Praise for the new Guinean prime minister

Despite a gargantuan challenge, An article in the pan-African weekly Jeune Afrique gives high marks to the new Guinean prime minister Lansana Kouyaté. The former diplomat was named head of government after a nationwide general strike earlier this year which targeted the regime of the country's strongman Gen. Lansana Conté.

Kouyaté was given the enormous task of giving first aid to a sclerotique state and to run an economy that has been choked by the general and his mafia.
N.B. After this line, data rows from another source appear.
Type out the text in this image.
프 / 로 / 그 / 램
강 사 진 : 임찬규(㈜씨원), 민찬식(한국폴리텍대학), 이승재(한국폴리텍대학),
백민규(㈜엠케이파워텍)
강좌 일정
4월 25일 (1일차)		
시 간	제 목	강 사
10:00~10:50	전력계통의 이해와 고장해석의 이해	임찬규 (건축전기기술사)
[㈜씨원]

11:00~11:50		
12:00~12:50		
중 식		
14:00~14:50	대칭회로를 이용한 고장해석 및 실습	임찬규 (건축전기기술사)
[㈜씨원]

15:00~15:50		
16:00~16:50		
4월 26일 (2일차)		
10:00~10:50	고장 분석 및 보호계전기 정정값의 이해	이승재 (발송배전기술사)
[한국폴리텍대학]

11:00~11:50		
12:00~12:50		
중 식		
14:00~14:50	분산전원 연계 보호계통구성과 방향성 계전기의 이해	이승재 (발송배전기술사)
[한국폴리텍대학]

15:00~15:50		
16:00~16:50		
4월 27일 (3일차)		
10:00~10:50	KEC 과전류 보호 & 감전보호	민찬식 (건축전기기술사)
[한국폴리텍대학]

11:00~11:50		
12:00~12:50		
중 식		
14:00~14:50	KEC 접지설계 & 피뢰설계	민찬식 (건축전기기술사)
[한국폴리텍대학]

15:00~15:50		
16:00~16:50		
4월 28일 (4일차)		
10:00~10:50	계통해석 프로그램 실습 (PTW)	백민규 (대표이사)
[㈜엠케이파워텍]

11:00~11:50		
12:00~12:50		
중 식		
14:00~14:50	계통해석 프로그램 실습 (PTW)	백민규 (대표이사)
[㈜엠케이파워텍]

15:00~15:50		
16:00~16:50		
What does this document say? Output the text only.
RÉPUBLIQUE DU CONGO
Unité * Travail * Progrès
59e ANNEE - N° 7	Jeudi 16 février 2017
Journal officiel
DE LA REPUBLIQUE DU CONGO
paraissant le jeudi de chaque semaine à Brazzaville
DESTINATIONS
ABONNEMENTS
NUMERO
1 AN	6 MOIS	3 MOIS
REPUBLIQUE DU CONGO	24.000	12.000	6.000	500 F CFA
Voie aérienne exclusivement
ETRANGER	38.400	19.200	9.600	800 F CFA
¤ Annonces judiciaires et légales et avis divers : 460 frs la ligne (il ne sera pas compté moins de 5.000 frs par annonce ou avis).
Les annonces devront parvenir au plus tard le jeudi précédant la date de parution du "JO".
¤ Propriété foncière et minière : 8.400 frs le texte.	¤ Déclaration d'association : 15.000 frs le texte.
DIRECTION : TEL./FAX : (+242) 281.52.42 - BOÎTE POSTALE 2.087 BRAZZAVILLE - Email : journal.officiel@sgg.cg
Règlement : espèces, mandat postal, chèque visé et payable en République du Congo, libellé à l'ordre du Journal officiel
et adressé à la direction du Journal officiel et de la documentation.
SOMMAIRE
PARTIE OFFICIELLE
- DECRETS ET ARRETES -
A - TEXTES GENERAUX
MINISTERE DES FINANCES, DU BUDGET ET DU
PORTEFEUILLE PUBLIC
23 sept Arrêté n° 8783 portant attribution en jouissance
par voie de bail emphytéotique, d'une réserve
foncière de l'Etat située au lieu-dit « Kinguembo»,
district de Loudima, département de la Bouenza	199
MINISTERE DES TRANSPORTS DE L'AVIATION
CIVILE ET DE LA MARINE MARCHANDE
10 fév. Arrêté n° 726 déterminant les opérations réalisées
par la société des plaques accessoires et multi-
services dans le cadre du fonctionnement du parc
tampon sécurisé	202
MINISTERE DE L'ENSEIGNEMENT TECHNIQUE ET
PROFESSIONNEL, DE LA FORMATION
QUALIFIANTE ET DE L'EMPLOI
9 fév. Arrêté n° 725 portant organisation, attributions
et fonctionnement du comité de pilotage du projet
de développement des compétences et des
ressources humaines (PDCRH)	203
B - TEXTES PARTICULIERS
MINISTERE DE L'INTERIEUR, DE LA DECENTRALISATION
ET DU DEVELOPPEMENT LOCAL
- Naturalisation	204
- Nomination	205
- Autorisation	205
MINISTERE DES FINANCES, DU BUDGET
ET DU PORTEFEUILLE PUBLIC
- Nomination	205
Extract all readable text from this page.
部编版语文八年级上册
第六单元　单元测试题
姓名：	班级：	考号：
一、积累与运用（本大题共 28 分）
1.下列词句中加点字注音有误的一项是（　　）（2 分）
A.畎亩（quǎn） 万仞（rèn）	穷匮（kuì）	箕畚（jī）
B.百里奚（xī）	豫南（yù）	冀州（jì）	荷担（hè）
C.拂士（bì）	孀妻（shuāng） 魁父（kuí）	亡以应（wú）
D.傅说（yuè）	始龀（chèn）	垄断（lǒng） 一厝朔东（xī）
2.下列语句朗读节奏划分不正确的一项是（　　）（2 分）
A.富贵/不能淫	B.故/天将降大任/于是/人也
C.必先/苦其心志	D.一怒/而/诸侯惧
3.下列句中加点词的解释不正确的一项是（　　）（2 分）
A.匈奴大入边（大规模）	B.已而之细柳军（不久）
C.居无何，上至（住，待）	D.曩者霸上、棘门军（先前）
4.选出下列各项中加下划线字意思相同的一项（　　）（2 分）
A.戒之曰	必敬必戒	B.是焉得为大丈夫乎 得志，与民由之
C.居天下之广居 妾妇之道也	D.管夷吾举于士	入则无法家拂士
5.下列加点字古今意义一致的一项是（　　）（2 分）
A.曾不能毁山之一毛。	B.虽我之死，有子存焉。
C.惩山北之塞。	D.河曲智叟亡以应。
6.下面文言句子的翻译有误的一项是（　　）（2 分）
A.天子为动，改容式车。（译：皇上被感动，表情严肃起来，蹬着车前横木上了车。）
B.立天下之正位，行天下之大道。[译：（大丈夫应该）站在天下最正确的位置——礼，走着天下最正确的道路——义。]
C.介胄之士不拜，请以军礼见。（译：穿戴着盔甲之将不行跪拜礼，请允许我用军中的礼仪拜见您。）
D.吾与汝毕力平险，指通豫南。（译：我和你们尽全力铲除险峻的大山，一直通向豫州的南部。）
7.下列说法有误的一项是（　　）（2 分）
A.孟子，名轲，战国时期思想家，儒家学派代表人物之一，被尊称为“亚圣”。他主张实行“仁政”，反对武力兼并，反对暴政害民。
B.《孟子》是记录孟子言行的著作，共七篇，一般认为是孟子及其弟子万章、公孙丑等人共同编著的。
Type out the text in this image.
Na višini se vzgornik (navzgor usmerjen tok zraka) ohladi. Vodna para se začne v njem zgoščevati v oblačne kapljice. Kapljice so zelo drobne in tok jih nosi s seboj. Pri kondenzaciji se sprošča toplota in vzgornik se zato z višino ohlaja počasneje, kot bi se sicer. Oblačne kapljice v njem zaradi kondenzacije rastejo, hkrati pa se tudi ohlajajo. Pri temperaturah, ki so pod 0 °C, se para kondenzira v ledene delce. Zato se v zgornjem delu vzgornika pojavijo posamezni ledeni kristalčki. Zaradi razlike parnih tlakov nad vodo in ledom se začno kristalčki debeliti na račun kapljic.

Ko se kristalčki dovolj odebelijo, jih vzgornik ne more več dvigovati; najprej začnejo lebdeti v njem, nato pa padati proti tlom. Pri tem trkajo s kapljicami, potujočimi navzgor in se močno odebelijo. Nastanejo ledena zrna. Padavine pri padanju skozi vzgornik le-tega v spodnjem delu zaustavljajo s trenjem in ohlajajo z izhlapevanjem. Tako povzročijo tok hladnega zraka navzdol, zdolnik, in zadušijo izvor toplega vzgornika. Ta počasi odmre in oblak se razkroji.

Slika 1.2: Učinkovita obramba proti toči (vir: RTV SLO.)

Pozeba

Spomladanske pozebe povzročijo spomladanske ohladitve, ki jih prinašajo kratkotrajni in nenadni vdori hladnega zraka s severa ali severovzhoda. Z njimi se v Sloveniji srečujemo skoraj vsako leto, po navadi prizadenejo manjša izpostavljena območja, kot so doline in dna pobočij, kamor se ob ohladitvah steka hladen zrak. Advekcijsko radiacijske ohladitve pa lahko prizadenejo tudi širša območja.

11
Ibrahima Diakité, head of the National Council of Civil Society Organizations said, "[Kouyaté] came to address the economic situation which had been seriously affected years of plunder and waste... at present, he hasn't been able to change the system in terms of the administration, but he has kicked out the old barons, ministers, governors and prefects."

Kouyaté himself added that basic services, particularly water and electricity, are in the process of being re-established in places that had been deprived on them for dozens of years.

Even unions, at the heart of the social movement of January and February, praised the steps taken by the new government.

A union official, under cover of anonymity, said that the new government was progressively beginning to 'make its mark.'

"The new government is the most transparent we've had for 20 years," he added.

While the implementation of reforms is taking a little longer than expected, the transformation of a system paralyzed by over a decade of dysfunction will not happen overnight.